My interpretation, at least.

I hate to say it but these things really make me not want to associate with him anymore. Granted, he was a little drunk for some but this kind of behavior is unacceptable regardless. If anything the lack of sobriety opened the gate to his true self.
Well, did you talk to him about it?

You said he had been drinking. The main effect of alcohol IS "it makes you dumb." It's harder for some people to be considerate of others when they are under the influence.

1) If there is a certain group of people he doesn't like, why should he go into the bar with those group of people? It's one thing to say you don't like a certain race but another to say you don't like Hells Angels. "Subculture" isn't specific.

2) Don't expect this behaviour to be exclusive to 13 year olds.

3) Your friend most likely does not care about the bartender's break up and doesn't want to listen. If you decide to start talking about personal problems with someone, don't always expect a polite response. If the bartender brought it up without asking your friend, the bartender should probably expect such a response.

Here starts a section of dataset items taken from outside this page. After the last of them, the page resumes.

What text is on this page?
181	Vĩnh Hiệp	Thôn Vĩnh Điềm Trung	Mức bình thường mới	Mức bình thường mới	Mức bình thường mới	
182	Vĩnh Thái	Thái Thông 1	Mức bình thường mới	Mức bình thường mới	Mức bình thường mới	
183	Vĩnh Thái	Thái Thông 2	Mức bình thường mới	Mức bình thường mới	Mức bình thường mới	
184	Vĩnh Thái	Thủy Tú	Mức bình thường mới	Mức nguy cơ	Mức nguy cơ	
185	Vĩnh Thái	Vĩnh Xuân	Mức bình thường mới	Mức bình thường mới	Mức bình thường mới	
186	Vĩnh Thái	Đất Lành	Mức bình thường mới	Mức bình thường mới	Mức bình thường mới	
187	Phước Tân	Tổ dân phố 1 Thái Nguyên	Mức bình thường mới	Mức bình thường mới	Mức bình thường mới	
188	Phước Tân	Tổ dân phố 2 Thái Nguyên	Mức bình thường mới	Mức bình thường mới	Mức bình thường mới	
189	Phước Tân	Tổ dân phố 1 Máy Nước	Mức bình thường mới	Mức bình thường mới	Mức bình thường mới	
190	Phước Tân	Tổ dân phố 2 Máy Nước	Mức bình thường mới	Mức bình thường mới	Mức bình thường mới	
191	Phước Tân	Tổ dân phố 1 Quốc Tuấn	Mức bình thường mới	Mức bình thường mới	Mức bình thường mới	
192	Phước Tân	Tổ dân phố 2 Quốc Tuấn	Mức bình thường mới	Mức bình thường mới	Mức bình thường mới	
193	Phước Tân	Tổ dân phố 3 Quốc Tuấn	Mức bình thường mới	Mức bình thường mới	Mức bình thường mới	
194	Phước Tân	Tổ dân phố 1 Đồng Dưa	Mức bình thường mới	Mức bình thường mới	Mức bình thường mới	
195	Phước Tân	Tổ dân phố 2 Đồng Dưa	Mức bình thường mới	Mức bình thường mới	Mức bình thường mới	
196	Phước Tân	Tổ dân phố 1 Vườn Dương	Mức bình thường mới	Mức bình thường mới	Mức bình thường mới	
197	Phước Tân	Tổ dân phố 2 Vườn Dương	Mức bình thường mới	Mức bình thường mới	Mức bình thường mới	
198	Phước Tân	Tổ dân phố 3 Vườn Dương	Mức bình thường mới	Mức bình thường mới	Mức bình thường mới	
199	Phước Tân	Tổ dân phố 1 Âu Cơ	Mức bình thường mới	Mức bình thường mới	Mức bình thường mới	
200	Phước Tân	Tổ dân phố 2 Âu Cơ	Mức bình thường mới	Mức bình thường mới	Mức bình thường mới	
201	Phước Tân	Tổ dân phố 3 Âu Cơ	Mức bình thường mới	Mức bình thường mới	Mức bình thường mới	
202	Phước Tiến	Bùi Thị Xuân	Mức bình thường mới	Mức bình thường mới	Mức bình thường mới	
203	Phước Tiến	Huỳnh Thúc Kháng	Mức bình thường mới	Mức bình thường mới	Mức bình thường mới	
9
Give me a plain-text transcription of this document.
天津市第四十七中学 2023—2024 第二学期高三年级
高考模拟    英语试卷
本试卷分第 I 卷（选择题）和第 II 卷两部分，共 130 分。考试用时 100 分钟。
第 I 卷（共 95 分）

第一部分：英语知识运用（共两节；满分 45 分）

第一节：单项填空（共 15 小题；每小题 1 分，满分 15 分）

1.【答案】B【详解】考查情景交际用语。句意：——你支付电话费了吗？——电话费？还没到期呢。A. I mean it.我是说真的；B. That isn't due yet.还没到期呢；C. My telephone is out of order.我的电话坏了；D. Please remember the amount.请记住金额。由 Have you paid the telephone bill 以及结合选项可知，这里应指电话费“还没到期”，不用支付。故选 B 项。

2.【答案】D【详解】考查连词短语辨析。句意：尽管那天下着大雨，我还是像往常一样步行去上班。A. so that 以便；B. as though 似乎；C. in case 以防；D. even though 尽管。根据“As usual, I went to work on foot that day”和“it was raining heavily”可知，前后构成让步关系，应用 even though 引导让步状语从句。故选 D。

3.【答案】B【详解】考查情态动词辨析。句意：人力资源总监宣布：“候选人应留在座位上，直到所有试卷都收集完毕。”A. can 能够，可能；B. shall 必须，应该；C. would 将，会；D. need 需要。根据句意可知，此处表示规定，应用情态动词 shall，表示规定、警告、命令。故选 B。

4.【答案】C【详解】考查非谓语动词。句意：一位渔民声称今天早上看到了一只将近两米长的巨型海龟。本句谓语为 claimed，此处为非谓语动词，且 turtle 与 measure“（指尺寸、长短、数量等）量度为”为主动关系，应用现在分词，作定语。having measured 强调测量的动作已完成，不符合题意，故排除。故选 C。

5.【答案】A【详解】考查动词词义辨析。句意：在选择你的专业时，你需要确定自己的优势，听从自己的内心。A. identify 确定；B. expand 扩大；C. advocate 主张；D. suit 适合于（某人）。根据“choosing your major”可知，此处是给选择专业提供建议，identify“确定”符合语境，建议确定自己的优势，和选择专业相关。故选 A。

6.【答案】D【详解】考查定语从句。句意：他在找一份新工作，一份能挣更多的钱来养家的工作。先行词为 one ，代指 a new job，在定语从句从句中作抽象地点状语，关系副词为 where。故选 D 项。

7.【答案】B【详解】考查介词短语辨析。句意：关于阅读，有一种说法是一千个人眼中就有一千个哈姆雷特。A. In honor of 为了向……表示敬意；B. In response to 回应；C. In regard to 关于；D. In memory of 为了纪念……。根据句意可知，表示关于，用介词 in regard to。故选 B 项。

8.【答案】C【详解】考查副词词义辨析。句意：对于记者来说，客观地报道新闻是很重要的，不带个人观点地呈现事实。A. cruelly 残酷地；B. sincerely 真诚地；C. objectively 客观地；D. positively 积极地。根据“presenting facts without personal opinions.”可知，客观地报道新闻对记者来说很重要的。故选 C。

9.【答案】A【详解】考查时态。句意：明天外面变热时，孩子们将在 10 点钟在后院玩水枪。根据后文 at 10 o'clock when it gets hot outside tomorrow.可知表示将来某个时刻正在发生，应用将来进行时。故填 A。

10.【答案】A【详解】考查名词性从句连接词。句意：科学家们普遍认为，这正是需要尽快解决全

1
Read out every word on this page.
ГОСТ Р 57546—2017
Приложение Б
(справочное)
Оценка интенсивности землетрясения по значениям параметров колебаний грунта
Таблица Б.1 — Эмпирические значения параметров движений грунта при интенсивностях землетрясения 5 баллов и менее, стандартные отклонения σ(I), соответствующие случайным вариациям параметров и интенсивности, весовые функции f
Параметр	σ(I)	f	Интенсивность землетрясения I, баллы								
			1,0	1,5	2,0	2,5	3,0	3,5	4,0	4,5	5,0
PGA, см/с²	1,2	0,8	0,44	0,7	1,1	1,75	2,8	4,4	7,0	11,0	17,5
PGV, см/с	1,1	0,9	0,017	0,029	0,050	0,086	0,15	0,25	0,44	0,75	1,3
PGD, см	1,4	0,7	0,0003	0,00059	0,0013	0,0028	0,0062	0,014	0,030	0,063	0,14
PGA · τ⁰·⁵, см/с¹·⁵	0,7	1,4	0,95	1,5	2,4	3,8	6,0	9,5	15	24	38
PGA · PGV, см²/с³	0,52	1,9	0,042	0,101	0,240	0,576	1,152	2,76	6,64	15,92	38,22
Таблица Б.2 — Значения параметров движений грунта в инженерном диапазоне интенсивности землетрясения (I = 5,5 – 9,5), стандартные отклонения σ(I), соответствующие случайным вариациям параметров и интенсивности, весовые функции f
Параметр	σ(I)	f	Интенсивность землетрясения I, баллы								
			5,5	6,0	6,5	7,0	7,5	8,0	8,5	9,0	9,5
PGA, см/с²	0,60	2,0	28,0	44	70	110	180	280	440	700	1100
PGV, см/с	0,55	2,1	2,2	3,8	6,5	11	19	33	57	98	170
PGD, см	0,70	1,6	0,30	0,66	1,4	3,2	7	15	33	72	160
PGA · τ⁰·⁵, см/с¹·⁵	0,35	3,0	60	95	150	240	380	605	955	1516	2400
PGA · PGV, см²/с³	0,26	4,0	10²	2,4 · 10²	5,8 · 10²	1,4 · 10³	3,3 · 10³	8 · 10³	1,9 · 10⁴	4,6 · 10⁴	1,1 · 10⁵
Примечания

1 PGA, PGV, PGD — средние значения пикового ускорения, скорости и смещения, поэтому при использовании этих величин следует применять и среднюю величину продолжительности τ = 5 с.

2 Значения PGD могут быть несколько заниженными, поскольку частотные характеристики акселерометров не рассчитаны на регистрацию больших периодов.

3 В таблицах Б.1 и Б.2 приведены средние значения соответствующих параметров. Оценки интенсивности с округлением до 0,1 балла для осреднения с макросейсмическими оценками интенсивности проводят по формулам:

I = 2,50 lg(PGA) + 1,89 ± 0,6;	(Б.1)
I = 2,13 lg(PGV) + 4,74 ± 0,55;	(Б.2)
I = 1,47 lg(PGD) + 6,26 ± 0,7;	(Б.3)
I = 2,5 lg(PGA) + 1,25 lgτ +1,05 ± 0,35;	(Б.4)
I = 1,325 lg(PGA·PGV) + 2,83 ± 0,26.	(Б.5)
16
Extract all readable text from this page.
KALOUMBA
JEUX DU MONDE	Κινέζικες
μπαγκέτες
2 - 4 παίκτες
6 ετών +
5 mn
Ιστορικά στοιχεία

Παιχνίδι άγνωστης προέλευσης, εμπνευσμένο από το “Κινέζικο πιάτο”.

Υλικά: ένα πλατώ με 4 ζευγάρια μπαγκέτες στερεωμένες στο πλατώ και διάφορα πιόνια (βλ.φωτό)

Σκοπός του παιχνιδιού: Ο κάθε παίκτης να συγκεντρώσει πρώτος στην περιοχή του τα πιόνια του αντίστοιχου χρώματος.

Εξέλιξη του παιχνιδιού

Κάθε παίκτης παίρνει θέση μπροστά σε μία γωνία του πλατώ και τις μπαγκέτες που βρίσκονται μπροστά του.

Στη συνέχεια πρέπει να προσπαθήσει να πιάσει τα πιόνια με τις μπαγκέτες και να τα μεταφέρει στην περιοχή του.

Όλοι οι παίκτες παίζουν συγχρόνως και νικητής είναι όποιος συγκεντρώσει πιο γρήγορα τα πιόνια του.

4) I'm not sure ignorance is the right word - simply, your friend was just being annoying.

5) Was he upset in the sense that he wanted to "get some", or was he personally offended?

From your description it appears that this happened in a single night. The only behaviour I see that can possibly be unacceptable is 1) and 2) and this depends on context. Your friend was drunk. Don't think the alcohol actually opened his "true self". People have differing reactions to substances.

If you're going unfriend someone over a single embarrassing night, then I'm not surprised you've lost many friends in the past for "negative" reasons. If you want to stop losing friends, perhaps you may want to think if you have unrealistic expectations, are too analytical, or just like you said previously: you've changed, which in this case losing a friend isn't necessarily a bad thing. Maybe you are just the kind of person that just realizes at a single moment that you don't like someone while others kind of have it happen to them gradually.